Another pair of vampires closed the doors as we stepped inside. They chained the handles together and then took their places as guards as we followed Felix down ratty, red and black patterned carpeted floors,
past
the ticket stand, the concessions, and a restroom on either side of the hallway. He took a sharp turn and led us into one of the theaters. The door swung closed behind us and I heard it lock into place. We followed Felix down the aisle and behind the screen where we found the waiting area of the vampire hospital.

It was bright and white and set up like any other hospital. I suddenly realized that the vampires had turned the old strip mall, the one that the old theater sat in the center of, into their own hospital.

Felix led us down another hall and to an examining room. I took a seat against the wall while Carter climbed up onto the hospital table, the paper crinkling under him as he sat.

Carter winced as Felix examined his arm and prodded at his bleeding scalp. “I don’t think anything is actually broken but I’d like to take an x-ray.” He turned to me from the little roller stool that he sat upon. “Wait here while I take Carter for an x-ray.” There was an implied, “Don’t go snooping around.” I nodded in response and stayed glued to my seat while they were gone.

In the end, Carter needed several stitches on his head, and it turned out that his arm was not broken but it did have a hairline fracture in the radius of his left arm. I was impressed that I knew what Felix was talking about. Okay, I kind of knew.

After giving Carter something for the pain, stitching his head, wrapping his arm, and fixing him up with a dark blue sling, Felix handed me a bottle of pain killers and took us home. We left the theater/hospital from a different door that led us down a freshly paved walkway to an underground parking structure. It was dark and Felix’s heavily tinted windows made it even darker but I was pretty sure there was some sort of gate that had to be opened for us to exit once we came out of the parking structure, but I really couldn’t tell.

“Delaney,” Felix said in a tone he may have considered quiet but it really wasn’t, not with a voice like that. I turned my attention to him from the front seat as we rode home. “About Oliver,” he continued and my heart rate quickened. “I am working on it,” he told me; the dash lights caused an eerie glow on his round, pale face as he turned to me while we sat at a stop light. “There is something going on with him, but I am not certain if it is something we need to concern ourselves with.”

“Why wouldn’t we be concerned?”

The light turned green and Felix continued to drive his large, black SUV toward the apartments. “This is a difficult time of year for Oliver.” I saw his sky blue eyes shift my way for a moment. The anniversary of his sister’s death was quickly approaching and it was also the anniversary of his and Oscar’s turning. I knew this, and it was constantly in the back of my mind, but it didn’t justify the Avery thing, or his recent behavior. But I wasn’t about to argue about it with Felix. Not right then. It had been a long day and I really just wanted to go to bed.
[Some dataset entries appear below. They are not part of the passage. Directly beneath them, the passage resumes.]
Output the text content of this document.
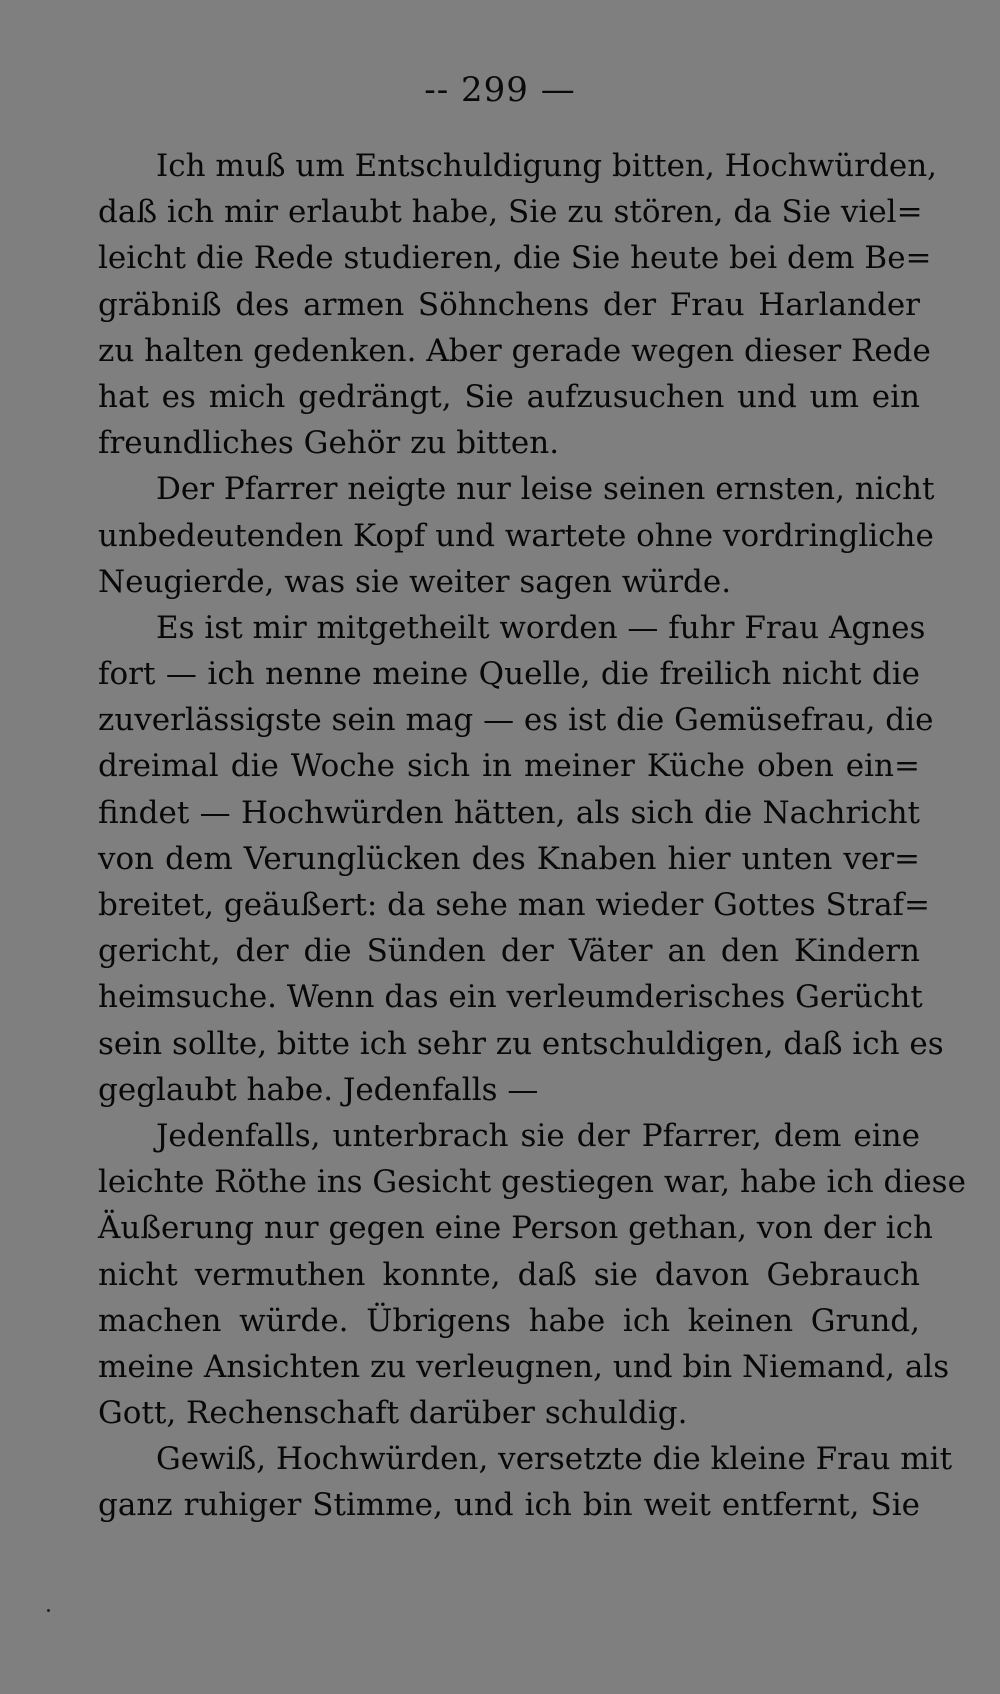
-- 299 —
Ich muß um Entschuldigung bitten, Hochwürden,
daß ich mir erlaubt habe, Sie zu stören, da Sie viel=
leicht die Rede studieren, die Sie heute bei dem Be=
gräbniß des armen Söhnchens der Frau Harlander
zu halten gedenken. Aber gerade wegen dieser Rede
hat es mich gedrängt, Sie aufzusuchen und um ein
freundliches Gehör zu bitten.
Der Pfarrer neigte nur leise seinen ernsten, nicht
unbedeutenden Kopf und wartete ohne vordringliche
Neugierde, was sie weiter sagen würde.
Es ist mir mitgetheilt worden — fuhr Frau Agnes
fort — ich nenne meine Quelle, die freilich nicht die
zuverlässigste sein mag — es ist die Gemüsefrau, die
dreimal die Woche sich in meiner Küche oben ein=
findet — Hochwürden hätten, als sich die Nachricht
von dem Verunglücken des Knaben hier unten ver=
breitet, geäußert: da sehe man wieder Gottes Straf=
gericht, der die Sünden der Väter an den Kindern
heimsuche. Wenn das ein verleumderisches Gerücht
sein sollte, bitte ich sehr zu entschuldigen, daß ich es
geglaubt habe. Jedenfalls —
Jedenfalls, unterbrach sie der Pfarrer, dem eine
leichte Röthe ins Gesicht gestiegen war, habe ich diese
Äußerung nur gegen eine Person gethan, von der ich
nicht vermuthen konnte, daß sie davon Gebrauch
machen würde. Übrigens habe ich keinen Grund,
meine Ansichten zu verleugnen, und bin Niemand, als
Gott, Rechenschaft darüber schuldig.
Gewiß, Hochwürden, versetzte die kleine Frau mit
ganz ruhiger Stimme, und ich bin weit entfernt, Sie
Carter had fallen asleep about two minutes into our ride and he was seriously loopy when we woke him to take him upstairs. Felix ended up throwing him over his should like a potato sack and followed me up the steps and to our apartment. Carter muttered something like, “Get along little doggy,” as we climbed the steps, we laughed. And when Felix set him down on the couch I swear he murmured, “Yee-haw.” I couldn’t help laughing.
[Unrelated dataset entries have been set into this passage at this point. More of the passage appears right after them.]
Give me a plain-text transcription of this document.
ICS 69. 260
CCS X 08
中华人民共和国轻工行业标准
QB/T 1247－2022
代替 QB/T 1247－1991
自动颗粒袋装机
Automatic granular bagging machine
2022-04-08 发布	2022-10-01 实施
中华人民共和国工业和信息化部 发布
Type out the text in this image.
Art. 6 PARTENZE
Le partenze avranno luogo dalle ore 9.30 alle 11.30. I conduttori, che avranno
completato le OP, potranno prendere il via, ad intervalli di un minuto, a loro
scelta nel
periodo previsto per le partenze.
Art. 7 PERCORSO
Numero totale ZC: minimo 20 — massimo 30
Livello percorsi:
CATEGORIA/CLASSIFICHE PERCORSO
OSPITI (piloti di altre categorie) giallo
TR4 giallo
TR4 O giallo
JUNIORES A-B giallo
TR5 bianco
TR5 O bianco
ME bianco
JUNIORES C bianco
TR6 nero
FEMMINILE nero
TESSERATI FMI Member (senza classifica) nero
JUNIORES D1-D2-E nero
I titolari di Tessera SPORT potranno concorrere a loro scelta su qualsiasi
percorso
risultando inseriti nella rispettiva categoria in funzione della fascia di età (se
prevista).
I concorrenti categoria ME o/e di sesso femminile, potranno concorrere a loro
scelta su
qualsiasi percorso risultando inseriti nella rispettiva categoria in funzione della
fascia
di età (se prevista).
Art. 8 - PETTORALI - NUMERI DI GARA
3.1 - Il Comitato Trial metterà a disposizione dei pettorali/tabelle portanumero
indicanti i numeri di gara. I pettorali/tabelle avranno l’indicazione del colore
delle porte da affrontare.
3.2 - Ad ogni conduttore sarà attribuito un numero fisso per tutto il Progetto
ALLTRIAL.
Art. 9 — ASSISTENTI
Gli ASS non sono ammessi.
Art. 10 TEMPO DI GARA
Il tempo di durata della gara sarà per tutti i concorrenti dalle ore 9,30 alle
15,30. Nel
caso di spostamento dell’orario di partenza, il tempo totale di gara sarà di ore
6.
Felix grinned at my laughter and I loved how it softened him, making him look less intimidating when he smiled. To my surprise he pulled me into his giant arms and engulfed me in a hug.
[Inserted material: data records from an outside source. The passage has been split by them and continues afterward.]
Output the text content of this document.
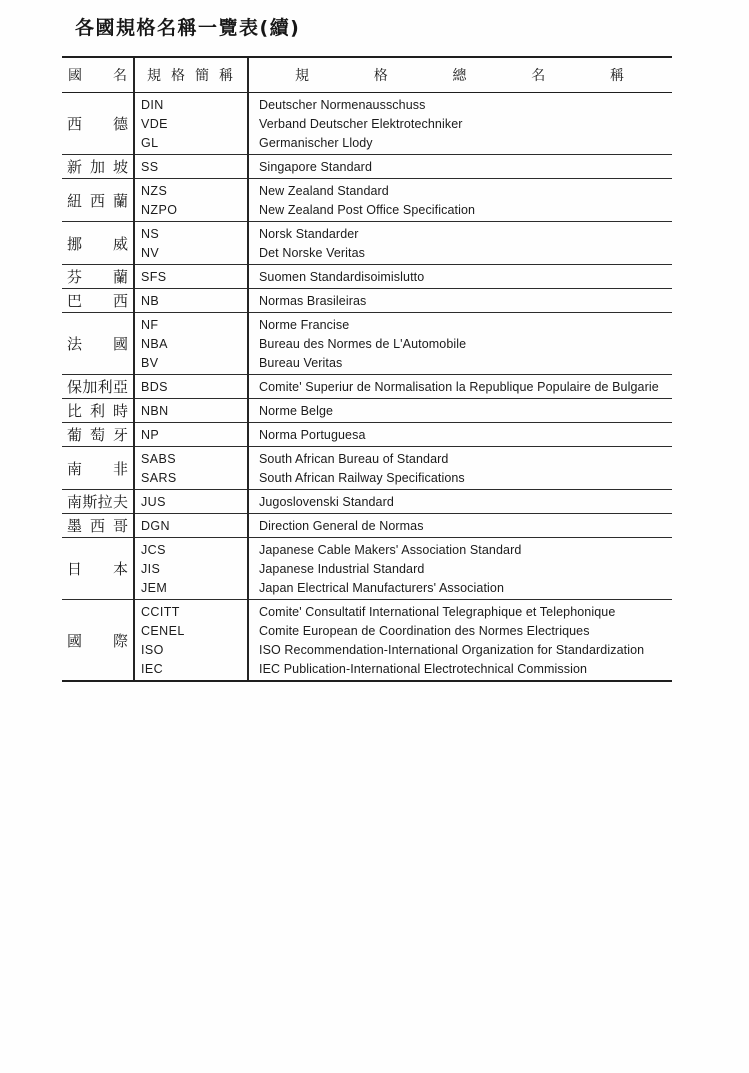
各國規格名稱一覽表(續)
國 名	規 格 簡 稱	規 格 總 名 稱
西 德
DIN	Deutscher Normenausschuss
VDE	Verband Deutscher Elektrotechniker
GL	Germanischer Llody
新 加 坡	SS	Singapore Standard
紐 西 蘭
NZS	New Zealand Standard
NZPO	New Zealand Post Office Specification
挪 威
NS	Norsk Standarder
NV	Det Norske Veritas
芬 蘭	SFS	Suomen Standardisoimislutto
巴 西	NB	Normas Brasileiras
法 國
NF	Norme Francise
NBA	Bureau des Normes de L'Automobile
BV	Bureau Veritas
保加利亞	BDS	Comite' Superiur de Normalisation la Republique Populaire de Bulgarie
比 利 時	NBN	Norme Belge
葡 萄 牙	NP	Norma Portuguesa
南 非
SABS	South African Bureau of Standard
SARS	South African Railway Specifications
南斯拉夫	JUS	Jugoslovenski Standard
墨 西 哥	DGN	Direction General de Normas
日 本
JCS	Japanese Cable Makers' Association Standard
JIS	Japanese Industrial Standard
JEM	Japan Electrical Manufacturers' Association
國 際
CCITT	Comite' Consultatif International Telegraphique et Telephonique
CENEL	Comite European de Coordination des Normes Electriques
ISO	ISO Recommendation-International Organization for Standardization
IEC	IEC Publication-International Electrotechnical Commission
“I have met few who are as strong as you, dear Delaney. Do not let your pain consume you, fight for your losses, do not let them fight you.” He held me at an arm’s length, dipped his head so his sparkling, sky blue eyes met mine. “I am very proud of you and you should be proud of yourself.” Then he kissed the top of my head and left without another word or explanation as to what he was talking about. He just left me there with a bottle of pain killers for my loopy friend and, well, riddles it would seem.